Building a port would be just one part of a wide-ranging commercial network that could potentially include shipping facilities, industrial services and housing. Depending on its location, the port might be connected to mining or drilling sites by a railroad or shoreline road. To attract the military, it would also require large airport facilities.

"A port is just that, it's a portal between the sea and the land," Metzger said. "You also have to have some kind of land-based infrastructure."

The port development would most certainly change the face of northern Alaska, he said. "Most of the communities that you see up there have water, wastewater and lodging adequate for the community and maybe a few extra visitors," he noted. "A large influx of people is going to require expansion of shore-side civil infrastructure."

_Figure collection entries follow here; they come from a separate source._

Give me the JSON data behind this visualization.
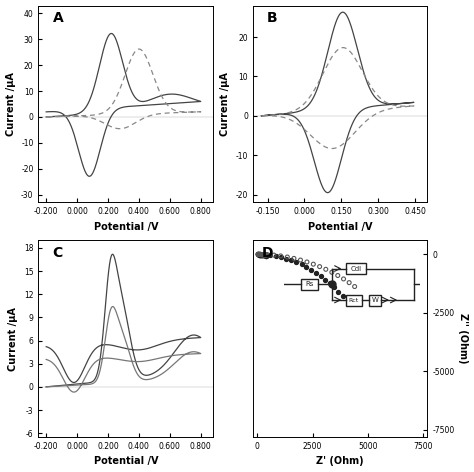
{
  "fig_width": 4.74,
  "fig_height": 4.72,
  "bg_color": "#ffffff",
  "panel_A": {
    "label": "A",
    "xlabel": "Potential /V",
    "ylabel": "Current /μA",
    "xlim": [
      -0.25,
      0.88
    ],
    "ylim": [
      -33,
      43
    ],
    "xticks": [
      -0.2,
      0.0,
      0.2,
      0.4,
      0.6,
      0.8
    ],
    "yticks": [
      -30,
      -20,
      -10,
      0,
      10,
      20,
      30,
      40
    ],
    "xtick_labels": [
      "-0.200",
      "0.000",
      "0.200",
      "0.400",
      "0.600",
      "0.800"
    ],
    "ytick_labels": [
      "-30",
      "-20",
      "-10",
      "0",
      "10",
      "20",
      "30",
      "40"
    ]
  },
  "panel_B": {
    "label": "B",
    "xlabel": "Potential /V",
    "ylabel": "Current /μA",
    "xlim": [
      -0.21,
      0.5
    ],
    "ylim": [
      -22,
      28
    ],
    "xticks": [
      -0.15,
      0.0,
      0.15,
      0.3,
      0.45
    ],
    "yticks": [
      -20,
      -10,
      0,
      10,
      20
    ],
    "xtick_labels": [
      "-0.150",
      "0.000",
      "0.150",
      "0.300",
      "0.450"
    ],
    "ytick_labels": [
      "-20",
      "-10",
      "0",
      "10",
      "20"
    ]
  },
  "panel_C": {
    "label": "C",
    "xlabel": "Potential /V",
    "ylabel": "Current /μA",
    "xlim": [
      -0.25,
      0.88
    ],
    "ylim": [
      -6.5,
      19
    ],
    "xticks": [
      -0.2,
      0.0,
      0.2,
      0.4,
      0.6,
      0.8
    ],
    "yticks": [
      -6,
      -3,
      0,
      3,
      6,
      9,
      12,
      15,
      18
    ],
    "xtick_labels": [
      "-0.200",
      "0.000",
      "0.200",
      "0.400",
      "0.600",
      "0.800"
    ],
    "ytick_labels": [
      "-6",
      "-3",
      "0",
      "3",
      "6",
      "9",
      "12",
      "15",
      "18"
    ]
  },
  "panel_D": {
    "label": "D",
    "xlabel": "Z' (Ohm)",
    "ylabel": "Z'' (Ohm)",
    "xlim": [
      -200,
      7700
    ],
    "ylim": [
      -7800,
      600
    ],
    "xticks": [
      0,
      2500,
      5000,
      7500
    ],
    "yticks": [
      -7500,
      -5000,
      -2500,
      0
    ],
    "xtick_labels": [
      "0",
      "2500",
      "5000",
      "7500"
    ],
    "ytick_labels": [
      "-7500",
      "-5000",
      "-2500",
      "0"
    ]
  }
}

The early port studies must also consider the environmental consequences of the proposed project, said Fore of the Army Corps. "I think the biggest unknowns are the environmental impacts," he said. "What critical habitats do we have up there? How does economic development interface with that? We know the polar bear is an issue and their habitat. How does that play in here? There are so many endangered species up here."

Alaska legislator Joule observed that change is in the air in Alaska. Some of it is being driven by global warming. Some is a product of the federal government, which has encouraged commercial development and oil drilling off Alaska shores and signed the Arctic Council treaty, but is not providing funding for a port or icebreakers.

"We are ill-prepared for these things," Joule said. But, he added, "nobody is going to get in the way to stop anything."